I’ve previously had a custom app set up for archiving to JASMIN that used the gridftp server, because I was using a version of the nesting suite that didn’t have an fcm_make_pp or postproc app (see e.g. the ncas_archive app in suite u-di808 - which was ages and ages ago copied from suite u-cy045 I believe which belongs to Helen Burns). I also have a version of the nesting suite adapted from the GAL9 branch of the nesting suite which I sort of…tried to figure out how to port to ARCHER2 with a bit of trial and error, but it now seems to run at least (u-dk846).
With the closure of the gridftp server, however, I don’t think I can adapt my existing app to work in the same way with the new globus-cli system. So I thought I would try to copy in a version of the fcm_make_pp and postproc apps and add them to my suite graphs in the place of the ncas_archive app… but it hasn’t seemed to work very well. My attempts can be found in u-dl827. Currently, it’s failing to do the fcm_make_pp step because it seems to be getting errors about host selection on ARCHER2, which is confusing since I thought that would happen in the job submission step, which seems to be working. (That said, in the past few weeks I’ve had continuous problems with host selection failing and timing out at job submission, leading me to have to retrigger jobs manually, which is annoying. Not sure if that’s a me thing or ARCHER-wide…)
I know it’s a bit of a frankenstein of a suite, but do you have any tips for trying to add the fcm_make_pp and postproc steps to a version of the nesting suite? Or is there anything that I’ve missed in trying to make this work?
Create a file ncas_archive/bin/transfer.sh with execute permissions containing for example:
#!/bin/bash
SRC_COLL='3e90d018-0d05-461a-bbaf-aab605283d21'
DEST_COLL='a2f53b7f-1b4e-4dce-9b7c-349ae760fee0'
LABEL='FranTest'
echo "globus transfer --format unix --jmespath 'task_id' --recursive --fail-on-quota-errors --sync-level checksum --verify-checksum --label ${LABEL} ${SRC_COLL}:${DATA_DIRECTORY} ${DEST_COLL}:${ROOT_PATH}/${FINAL_DIRECTORY}"
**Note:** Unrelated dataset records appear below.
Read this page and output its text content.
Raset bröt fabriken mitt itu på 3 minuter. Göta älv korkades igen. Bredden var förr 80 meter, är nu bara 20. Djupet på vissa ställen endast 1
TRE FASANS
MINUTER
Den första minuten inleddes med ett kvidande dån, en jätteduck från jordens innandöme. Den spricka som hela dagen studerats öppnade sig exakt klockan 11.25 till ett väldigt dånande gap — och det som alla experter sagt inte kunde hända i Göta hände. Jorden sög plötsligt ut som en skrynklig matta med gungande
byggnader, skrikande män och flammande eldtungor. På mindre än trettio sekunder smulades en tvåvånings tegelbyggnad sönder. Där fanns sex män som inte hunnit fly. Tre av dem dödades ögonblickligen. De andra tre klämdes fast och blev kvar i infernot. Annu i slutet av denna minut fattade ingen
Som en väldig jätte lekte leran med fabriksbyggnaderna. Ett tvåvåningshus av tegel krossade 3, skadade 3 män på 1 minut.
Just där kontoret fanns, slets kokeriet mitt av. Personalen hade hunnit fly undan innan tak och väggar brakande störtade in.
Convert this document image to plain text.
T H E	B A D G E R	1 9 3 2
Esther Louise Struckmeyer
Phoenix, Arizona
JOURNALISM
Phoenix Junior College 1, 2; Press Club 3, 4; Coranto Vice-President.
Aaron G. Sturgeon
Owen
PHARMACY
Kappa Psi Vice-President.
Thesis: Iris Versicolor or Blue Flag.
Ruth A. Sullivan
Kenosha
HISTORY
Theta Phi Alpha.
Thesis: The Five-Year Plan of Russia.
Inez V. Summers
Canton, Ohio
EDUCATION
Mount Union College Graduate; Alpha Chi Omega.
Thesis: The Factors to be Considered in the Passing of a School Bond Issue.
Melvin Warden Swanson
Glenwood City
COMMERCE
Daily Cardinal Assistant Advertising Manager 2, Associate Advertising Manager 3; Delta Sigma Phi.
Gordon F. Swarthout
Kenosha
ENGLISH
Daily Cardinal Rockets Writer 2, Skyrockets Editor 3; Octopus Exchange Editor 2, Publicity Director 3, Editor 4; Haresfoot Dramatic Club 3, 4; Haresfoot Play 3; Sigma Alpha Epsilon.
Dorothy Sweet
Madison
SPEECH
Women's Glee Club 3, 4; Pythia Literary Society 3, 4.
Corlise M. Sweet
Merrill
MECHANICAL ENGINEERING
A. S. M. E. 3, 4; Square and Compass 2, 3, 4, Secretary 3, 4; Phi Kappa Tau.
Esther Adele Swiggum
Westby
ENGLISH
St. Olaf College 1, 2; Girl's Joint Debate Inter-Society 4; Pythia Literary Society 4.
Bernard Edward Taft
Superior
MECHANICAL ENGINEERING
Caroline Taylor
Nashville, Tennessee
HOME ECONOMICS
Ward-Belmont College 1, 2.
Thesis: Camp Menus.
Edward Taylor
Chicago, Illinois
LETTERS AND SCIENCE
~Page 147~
id=$(globus transfer --format unix --jmespath 'task_id' --recursive --fail-on-quota-errors --sync-level checksum --verify-checksum --label ${LABEL} ${SRC_COLL}:${DATA_DIRECTORY} ${DEST_COLL}:${ROOT_PATH}/${FINAL_DIRECTORY})
echo "Waiting on 'globus transfer' task: $id"
globus task wait -H $id
if [ $? -eq 0 ]; then
echo "$task_id completed successfully";
else
echo "$task_id failed";
exit 1
fi
# Can then do a further check on the status if you want with `status=$(globus task show --jq "status" --format=UNIX $id)`
Caveat: The above script doesn’t quite work, in that it doesn’t capture the transfer task id which is essential for the wait command. At the moment I can’t quite see what I’ve done wrong.
I have tried to make these changes and while it seems like it should work, I’m having some trouble with the globus cli login - the step now throws the following error…
(I assume the second set of errors are because globus hasn’t run the first command so $id doesn’t exist).
However, I have already run globus login on the login nodes (so when I run it again, it tells me I’m already logged in). So I tried to add it in the [[NCAS_ARCHIVE]]pre-script, but it just timed out after an hour because it requires interacting with the web interface. Then I tried to add it in the transfer.sh file which also didn’t work. (Both of those gave a Login timed out. Please try again.)
Do you know how I can make sure I’m logged in on the compute nodes?
Best,
Fran
PS I’m also conscious that it’s probably approaching Christmas annual leave times so thank you for helping me out so late in the day!